“Mamma, non posso fare nulla per cambiare il mondo”. Così iniziava la conversazione con uno dei miei figli all’ora di cena.
E all’università, molti dei giovani con cui parlo, quando mi chiedono che segno vogliono lasciare o che cosa intendono fare della loro vita e di quella degli altri, mi imbatto spesso nella stessa risposta: “Non posso fare nulla di significativo”.
Ma cosa sta cambiando il mondo e io, nella mia piccola realtà, posso cambiarlo?
Questa è una domanda con cui tutti dovremmo viaggiare, perché fa sì che la nostra vita, il suo significato, trascenda più del semplice accumulo di tempo, di cose materiali o di desideri. E forse viviamo in un modo così automatico che smettiamo di alzare lo sguardo da noi stessi per vedere solo ciò che è mio, ciò che è immediato e superficiale.

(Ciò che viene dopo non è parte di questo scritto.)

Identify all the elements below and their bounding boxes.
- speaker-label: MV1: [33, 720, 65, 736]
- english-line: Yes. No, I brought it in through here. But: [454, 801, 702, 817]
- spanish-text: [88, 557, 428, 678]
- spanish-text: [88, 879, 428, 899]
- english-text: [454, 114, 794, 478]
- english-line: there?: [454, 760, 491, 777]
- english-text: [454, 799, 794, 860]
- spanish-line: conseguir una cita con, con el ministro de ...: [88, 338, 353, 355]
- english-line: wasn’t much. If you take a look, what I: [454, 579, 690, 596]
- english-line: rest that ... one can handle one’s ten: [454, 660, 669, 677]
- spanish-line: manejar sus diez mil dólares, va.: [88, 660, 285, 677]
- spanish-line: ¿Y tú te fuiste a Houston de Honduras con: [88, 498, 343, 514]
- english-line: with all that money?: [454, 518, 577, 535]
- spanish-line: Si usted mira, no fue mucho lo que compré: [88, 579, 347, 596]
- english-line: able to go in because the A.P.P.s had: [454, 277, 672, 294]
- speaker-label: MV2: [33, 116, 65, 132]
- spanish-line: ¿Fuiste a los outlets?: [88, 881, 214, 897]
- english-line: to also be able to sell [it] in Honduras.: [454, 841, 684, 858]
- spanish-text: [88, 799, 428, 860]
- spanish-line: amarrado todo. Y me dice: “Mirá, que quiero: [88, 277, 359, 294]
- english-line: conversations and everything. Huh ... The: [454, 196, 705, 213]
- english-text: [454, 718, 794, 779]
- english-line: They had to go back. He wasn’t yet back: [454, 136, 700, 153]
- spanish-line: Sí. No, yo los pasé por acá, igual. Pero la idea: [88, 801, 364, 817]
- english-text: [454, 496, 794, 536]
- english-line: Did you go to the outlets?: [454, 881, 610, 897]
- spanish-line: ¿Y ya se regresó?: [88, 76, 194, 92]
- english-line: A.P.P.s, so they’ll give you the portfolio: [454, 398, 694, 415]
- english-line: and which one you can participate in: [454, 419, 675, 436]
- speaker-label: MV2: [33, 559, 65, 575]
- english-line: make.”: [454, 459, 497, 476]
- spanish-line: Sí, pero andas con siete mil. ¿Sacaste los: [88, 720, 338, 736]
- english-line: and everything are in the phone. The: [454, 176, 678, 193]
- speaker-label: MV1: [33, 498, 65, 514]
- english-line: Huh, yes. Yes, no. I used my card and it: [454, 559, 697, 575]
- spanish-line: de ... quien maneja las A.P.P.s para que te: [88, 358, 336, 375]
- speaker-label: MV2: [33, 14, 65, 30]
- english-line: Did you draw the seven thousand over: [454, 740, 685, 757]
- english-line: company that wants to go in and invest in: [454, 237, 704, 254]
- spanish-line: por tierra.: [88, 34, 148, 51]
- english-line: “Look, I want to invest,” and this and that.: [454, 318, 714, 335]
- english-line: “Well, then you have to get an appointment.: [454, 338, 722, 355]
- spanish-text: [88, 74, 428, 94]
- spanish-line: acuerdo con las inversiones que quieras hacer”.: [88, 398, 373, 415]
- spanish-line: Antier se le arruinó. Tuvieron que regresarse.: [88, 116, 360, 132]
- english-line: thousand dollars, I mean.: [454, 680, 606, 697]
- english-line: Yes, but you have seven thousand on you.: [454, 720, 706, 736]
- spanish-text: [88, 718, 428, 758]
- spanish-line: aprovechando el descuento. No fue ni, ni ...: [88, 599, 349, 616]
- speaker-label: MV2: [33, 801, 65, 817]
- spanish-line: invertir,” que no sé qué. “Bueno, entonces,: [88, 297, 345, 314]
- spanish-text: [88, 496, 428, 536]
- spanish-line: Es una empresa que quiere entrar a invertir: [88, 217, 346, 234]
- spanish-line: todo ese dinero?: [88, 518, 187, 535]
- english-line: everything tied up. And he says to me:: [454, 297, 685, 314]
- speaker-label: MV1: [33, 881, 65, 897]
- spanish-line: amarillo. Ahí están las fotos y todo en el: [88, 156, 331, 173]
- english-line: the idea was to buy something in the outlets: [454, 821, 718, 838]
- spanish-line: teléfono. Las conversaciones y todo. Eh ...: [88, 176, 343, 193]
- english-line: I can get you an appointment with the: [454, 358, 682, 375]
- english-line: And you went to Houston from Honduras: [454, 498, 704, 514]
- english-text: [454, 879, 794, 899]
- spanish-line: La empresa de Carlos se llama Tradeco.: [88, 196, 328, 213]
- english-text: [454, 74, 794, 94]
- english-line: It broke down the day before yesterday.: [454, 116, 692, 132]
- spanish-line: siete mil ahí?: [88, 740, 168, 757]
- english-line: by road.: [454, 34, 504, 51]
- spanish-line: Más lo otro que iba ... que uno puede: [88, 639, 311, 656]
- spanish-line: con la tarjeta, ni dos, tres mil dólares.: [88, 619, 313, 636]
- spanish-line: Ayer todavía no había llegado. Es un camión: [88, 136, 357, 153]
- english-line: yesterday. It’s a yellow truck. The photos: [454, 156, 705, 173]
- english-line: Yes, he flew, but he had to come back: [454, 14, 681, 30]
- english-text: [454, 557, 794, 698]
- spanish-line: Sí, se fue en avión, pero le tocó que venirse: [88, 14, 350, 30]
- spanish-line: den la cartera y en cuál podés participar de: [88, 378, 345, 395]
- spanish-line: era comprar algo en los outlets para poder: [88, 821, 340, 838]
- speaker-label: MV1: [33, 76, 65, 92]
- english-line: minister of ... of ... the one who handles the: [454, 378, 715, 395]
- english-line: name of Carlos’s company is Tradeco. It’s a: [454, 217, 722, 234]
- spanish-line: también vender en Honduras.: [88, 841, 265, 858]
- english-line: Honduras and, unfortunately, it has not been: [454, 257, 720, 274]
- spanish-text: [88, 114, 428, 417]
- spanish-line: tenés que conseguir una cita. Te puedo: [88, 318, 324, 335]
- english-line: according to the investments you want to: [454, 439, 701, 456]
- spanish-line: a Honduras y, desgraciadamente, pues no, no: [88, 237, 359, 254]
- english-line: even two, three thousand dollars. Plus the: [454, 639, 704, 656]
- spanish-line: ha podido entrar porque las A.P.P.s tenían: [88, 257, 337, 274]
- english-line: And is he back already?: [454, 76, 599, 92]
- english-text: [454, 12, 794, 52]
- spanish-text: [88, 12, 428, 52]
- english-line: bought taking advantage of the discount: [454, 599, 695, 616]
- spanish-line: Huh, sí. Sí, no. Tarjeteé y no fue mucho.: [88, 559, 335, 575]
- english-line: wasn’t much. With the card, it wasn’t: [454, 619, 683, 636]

Il nostro mondo materialista basa la felicità sull’avere. In molte sessioni di consulenza universitaria, alla domanda su quale sia il tuo obiettivo nella vita o perché stai studiando questa carriera, la risposta è: guadagnare soldi, comprare una casa, viaggiare molto e poi avere una famiglia.
L’ordine di importanza delle cose e di ciò che ne consegue è invertito: il mio obiettivo è il denaro, per questo sto studiando e per questo lavorerò domani. E la conseguenza, se ci riuscirò, sarà avere una famiglia, dopo aver fatto tante cose nel frattempo. Quando la famiglia, quella casa e quel rifugio dove si è amati incondizionatamente, non dovrebbe essere la conseguenza ultima di tante cose che devono venire prima.
Quindi, con questa mentalità in cui il motore principale del mondo è il denaro, le cose materiali e l’accumulo di esperienze e cose, è difficile pensare di poterlo cambiare, perché come farlo se non ho “ricchezza”?
Come incidere se non sono importante perché non ho successo negli affari o molti milioni in banca? Questo possono farlo solo in pochi”, è la risposta più logica.
E così, possiamo vivere una vita vuota. Invece di vivere la vita, lasciamo che sia la vita a vivere noi, perché cosa significa avere molti soldi? Dov’è il limite dei nostri desideri basati solo sul materiale?
La mancanza di trascendenza, l’intorpidimento della dimensione spirituale delle persone, l’essere incollati al mondo, rendono la vita priva di senso quando non arriva il lavoro dei sogni che ci darà molto denaro e prestigio. Di fronte a questa insicurezza lavorativa, all’infinità di eventi imprevisti o addirittura di problemi che incontriamo, ci arrendiamo e gettiamo le braccia al vento, lasciando spazio alla disperazione.
Come guardare in alto, come rendersi conto di ciò che è importante, come dare speranza e senso alla vita?
Sono domande molto grandi e impegnative, ma hanno una piccola o meglio, semplice risposta: mi aiuta Pensare in grande per fare in piccolo.
Desideri e desideri grandi. Desiderare qualcosa di più, spesso molto grande, ma fare e concentrarsi sul piccolo. Inteso come quel metro quadro di ognuno. Quel luogo della vita quotidiana in cui si può avere un impatto: a partire dalla famiglia e passando per le altre realtà della vita: l’università, il lavoro, il gruppo di amici, la parrocchia.
Madre Teresa di Calcutta parlava del valore delle “piccole cose”, delle piccole cose fatte con grande amore e di come un sasso gettato nell’acqua provochi molte increspature.
E il fatto è che la vita, la routine, ogni giorno è piena di piccole cose. Cose semplici, a volte molto semplici, che hanno un potere immenso.
Cose che, se vi venissero chieste, direste “non si possono pagare con il denaro”. E quanto è vero, perché qual è il prezzo di un “ti amo” o di un bacio dato con amore?
Quando si riesce a “realizzare” queste cose inestimabili, la vita comincia ad avere un senso e una speranza.
E si può persino arrivare, come è successo a me, a chiedersi cosa sia la vera povertà. Perché vi siete chiesti: cosa vuol dire essere poveri? O, al contrario, in che cosa vi considerate ricchi?